Derrière elle, Ashkr défia Razi pour une nouvelle
partie d'échecs, l'air moqueur. Sólmundr objecta, affirmant qu'il
devrait avoir droit à la première partie, à présent que son
corps était libéré de l'opium. Le médecin proposa sèchement de
les affronter tous les deux en même temps, en jouant sur deux
échiquiers, et les seigneurs merrons approuvèrent en chœur.
« Mon homme a des couilles ! fanfaronna
Embla.
— Encore ? s'étonna Ashkr. Je suis surpris tu
les as pas usées. Surpris il peut encore marcher !
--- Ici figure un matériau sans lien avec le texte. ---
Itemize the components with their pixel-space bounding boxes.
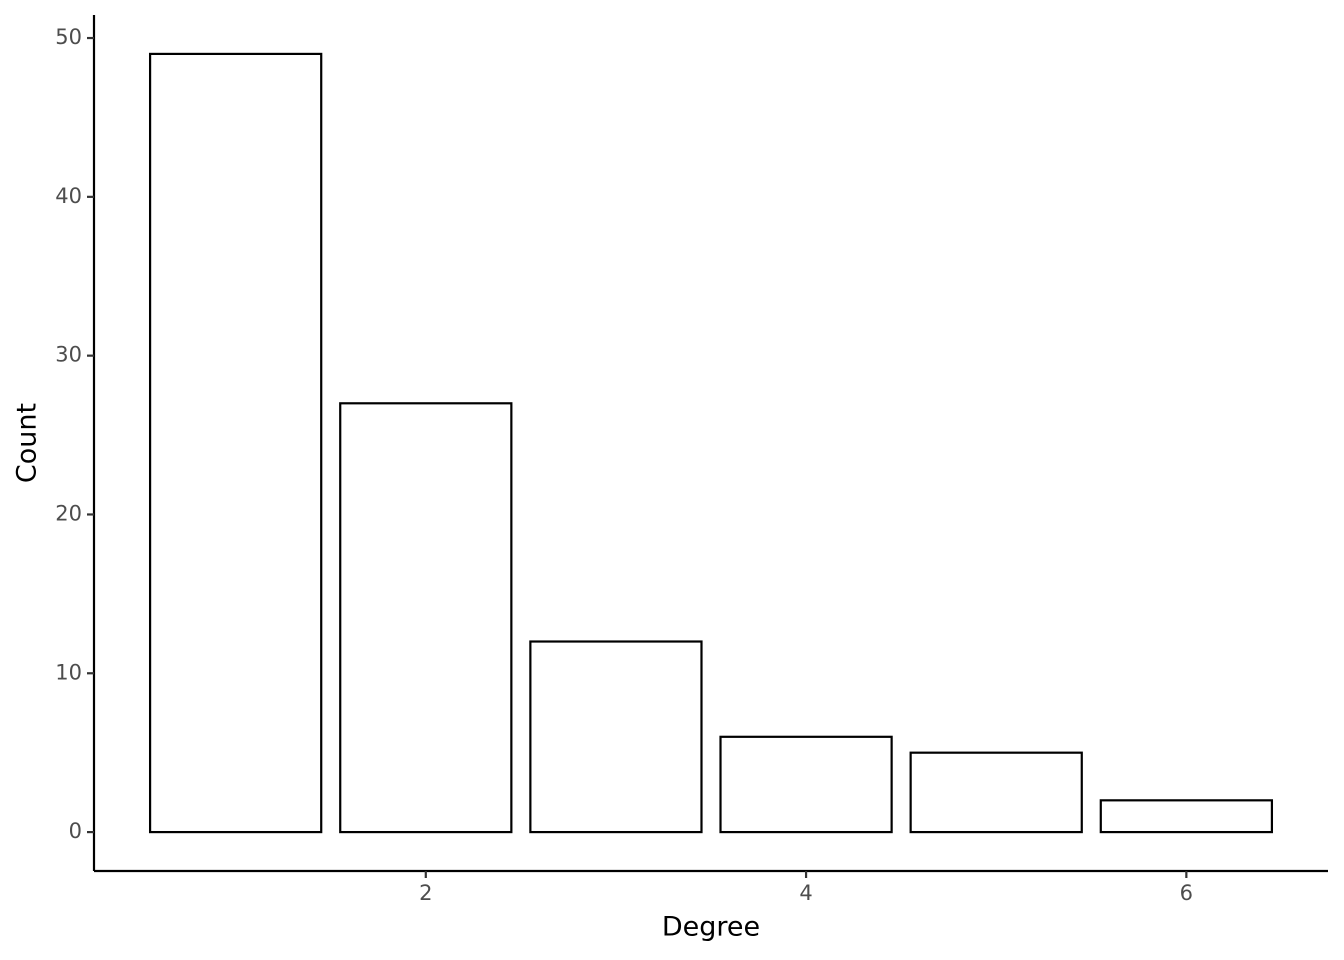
y-tick-label: 0 <box>69 819 82 843</box>
y-tick-label: 10 <box>55 660 82 684</box>
bar <box>339 402 513 834</box>
y-axis-title: Count <box>12 403 43 483</box>
y-tick-label: 50 <box>55 25 82 49</box>
y-tick-label: 30 <box>55 343 82 367</box>
bar <box>909 751 1083 834</box>
bar <box>529 640 703 834</box>
bar <box>148 52 323 834</box>
bar <box>1099 799 1274 834</box>
x-tick-label: 2 <box>419 881 432 905</box>
x-axis-title: Degree <box>662 912 760 943</box>
y-tick-label: 20 <box>55 501 82 525</box>
y-tick-label: 40 <box>55 184 82 208</box>
x-tick-label: 4 <box>799 881 812 905</box>
x-tick-label: 6 <box>1180 881 1193 905</box>
bar <box>719 735 893 834</box>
— Oh Dieu ! hoqueta Razi mortifié.
Ashkr ! »
Wynter éclata de rire. Christopher restait tourné
vers les armes, la tête ailleurs. « Chris, appela-t-elle
doucement. Tu vas bien ? »
Il la regarda rapidement, rangea la bougie dans la
boîte à silex d'Ashkr et revint auprès d'eux. Mais à l'étonnement
de Wynter, il ne s'assit pas à côté d'elle. Au lieu de cela, il lui
passa la main dans ses cheveux au passage, et contourna les restes
pour s'asseoir entre Razi et Sólmundr. « J'aimerais suivre
cette partie », dit-il à son ami.
Razi sourit, ravi de la soudaine chaleur de
Christopher. Il se redressa, attendant qu'on lui propose un
échiquier. Embla dit : « Tabiyb, murmura-t-elle. Je
veux…
— Nous allons jouer maintenant ! » lança
Ashkr. Embla le regarda vivement. « Oui ? Nous boivons à
battre ton homme aux échecs.
— Oui, murmura Embla. Oui, Ash, buvons à
cela.
— Coinín, dit Sólmundr. Va chercher
boire. »
Wynter croisa les yeux de Christopher quand il se
leva. Il était désespérément malheureux. Elle essaya de
l'interroger du regard, mais il se détourna, frotta les mains sur
son pantalon, et fouilla du regard les ombres du fond de la
tente.
« Tu bois, a
chroí ? murmura Embla en caressant le visage de Razi.
Bois à la victoire ? »
Razi hocha la tête, indécis.
« Viens m'aider, Embla, demanda Christopher.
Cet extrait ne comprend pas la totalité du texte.